Now let's practice with some exercises to reinforce what you've learned.

### 🥊 Challenge 1: Customer Order Analysis

Write a query that shows for each customer:
- Their company name
- Total number of orders they've placed
- Their average order value
- The date of their most recent order
- The value of their most recent order
- The difference between their most recent order value and their average order value

In [None]:
%%sql
-- Your solution here

### 🥊 Challenge 2: Employee Performance Comparison

Create a query that shows, for each employee:
- Their full name (FirstName + LastName)
- The number of orders they've processed in each month of 1997
- The total number of orders processed by all employees in each month
- The percentage of total orders they processed that month
- Their rank in terms of order count for each month

In [None]:
%%sql
-- Your solution here

### 🥊 Challenge 3: Product Sales Analysis

Write a query that identifies products with consistently increasing or decreasing sales over three consecutive months in 1997. For each product, show:
- The product name
- The three consecutive months
- The quantity sold in each month
- Whether sales are 'Increasing', 'Decreasing', or 'Fluctuating'

In [None]:
%%sql
-- Your solution here

## Conclusion

In this notebook, we've introduced window functions and explored their power for advanced SQL analysis.
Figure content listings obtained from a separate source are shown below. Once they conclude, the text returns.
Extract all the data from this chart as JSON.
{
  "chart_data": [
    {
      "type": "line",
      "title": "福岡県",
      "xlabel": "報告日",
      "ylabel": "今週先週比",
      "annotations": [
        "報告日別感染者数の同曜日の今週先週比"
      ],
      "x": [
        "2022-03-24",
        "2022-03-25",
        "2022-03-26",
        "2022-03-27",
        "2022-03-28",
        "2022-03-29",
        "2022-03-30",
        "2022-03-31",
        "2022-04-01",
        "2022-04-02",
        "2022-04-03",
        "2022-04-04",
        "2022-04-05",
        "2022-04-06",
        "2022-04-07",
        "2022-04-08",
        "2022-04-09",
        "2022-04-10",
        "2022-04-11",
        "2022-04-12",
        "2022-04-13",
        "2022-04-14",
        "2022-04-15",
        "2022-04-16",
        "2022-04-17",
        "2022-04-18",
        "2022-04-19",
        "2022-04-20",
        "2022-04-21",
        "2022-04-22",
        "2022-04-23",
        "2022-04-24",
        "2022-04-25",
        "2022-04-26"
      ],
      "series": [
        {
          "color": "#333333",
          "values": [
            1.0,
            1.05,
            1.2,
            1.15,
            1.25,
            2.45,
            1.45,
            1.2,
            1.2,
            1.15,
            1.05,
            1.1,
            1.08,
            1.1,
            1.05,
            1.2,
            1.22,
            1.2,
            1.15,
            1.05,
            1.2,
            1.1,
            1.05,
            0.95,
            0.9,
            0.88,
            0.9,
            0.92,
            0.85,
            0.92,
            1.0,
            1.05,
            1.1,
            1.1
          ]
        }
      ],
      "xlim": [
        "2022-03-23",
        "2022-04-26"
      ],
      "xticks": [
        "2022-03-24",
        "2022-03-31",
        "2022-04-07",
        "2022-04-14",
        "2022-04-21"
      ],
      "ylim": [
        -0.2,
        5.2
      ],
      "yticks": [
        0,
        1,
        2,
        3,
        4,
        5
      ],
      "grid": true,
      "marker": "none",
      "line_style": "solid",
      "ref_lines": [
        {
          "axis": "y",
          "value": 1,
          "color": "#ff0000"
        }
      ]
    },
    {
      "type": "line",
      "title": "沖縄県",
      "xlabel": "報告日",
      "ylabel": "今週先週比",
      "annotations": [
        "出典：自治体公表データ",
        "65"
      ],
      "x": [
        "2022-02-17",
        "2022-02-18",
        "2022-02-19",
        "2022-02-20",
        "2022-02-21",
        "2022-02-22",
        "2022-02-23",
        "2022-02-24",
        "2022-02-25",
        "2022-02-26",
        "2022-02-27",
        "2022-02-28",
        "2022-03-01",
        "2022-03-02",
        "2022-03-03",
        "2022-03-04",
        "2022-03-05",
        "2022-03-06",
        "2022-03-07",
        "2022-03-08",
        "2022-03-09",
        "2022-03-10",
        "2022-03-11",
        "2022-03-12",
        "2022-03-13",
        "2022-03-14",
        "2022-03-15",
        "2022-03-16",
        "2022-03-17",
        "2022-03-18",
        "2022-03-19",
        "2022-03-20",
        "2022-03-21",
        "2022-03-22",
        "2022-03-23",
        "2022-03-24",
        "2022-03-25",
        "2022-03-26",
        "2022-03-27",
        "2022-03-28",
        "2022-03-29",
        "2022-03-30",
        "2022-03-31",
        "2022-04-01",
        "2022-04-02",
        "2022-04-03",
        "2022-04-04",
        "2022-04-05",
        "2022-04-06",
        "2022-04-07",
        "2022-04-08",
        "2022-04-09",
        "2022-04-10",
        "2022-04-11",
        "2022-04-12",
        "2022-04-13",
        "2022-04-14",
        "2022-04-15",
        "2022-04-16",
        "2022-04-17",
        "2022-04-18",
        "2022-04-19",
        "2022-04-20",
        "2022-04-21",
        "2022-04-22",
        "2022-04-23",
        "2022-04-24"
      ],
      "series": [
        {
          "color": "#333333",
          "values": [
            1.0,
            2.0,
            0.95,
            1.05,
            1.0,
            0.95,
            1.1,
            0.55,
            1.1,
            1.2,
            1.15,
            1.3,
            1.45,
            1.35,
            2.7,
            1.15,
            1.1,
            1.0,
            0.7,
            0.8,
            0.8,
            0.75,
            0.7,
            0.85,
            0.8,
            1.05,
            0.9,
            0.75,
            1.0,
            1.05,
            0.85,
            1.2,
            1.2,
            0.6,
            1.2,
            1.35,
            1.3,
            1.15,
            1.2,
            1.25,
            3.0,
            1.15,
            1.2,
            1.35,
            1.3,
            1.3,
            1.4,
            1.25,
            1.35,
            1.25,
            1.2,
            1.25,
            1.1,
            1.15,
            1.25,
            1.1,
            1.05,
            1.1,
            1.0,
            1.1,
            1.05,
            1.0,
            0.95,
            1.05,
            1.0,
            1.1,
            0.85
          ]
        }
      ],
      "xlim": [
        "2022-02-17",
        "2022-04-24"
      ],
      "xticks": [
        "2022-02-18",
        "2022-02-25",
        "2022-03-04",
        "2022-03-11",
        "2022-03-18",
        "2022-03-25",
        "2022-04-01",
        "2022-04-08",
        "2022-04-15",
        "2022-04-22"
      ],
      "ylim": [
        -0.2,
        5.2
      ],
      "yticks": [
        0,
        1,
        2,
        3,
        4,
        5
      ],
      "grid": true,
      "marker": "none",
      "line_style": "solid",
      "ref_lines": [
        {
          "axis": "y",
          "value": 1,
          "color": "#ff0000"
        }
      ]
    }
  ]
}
Window functions allow you to:

- Perform calculations across specified sets of rows
- Maintain all individual rows while adding aggregated information
- Create running totals, moving averages, and other sequential analyses
- Rank and compare items within groups
- Analyze trends and patterns in your data more effectively

In the next notebook, we'll dive deeper into advanced window function techniques and real-world applications.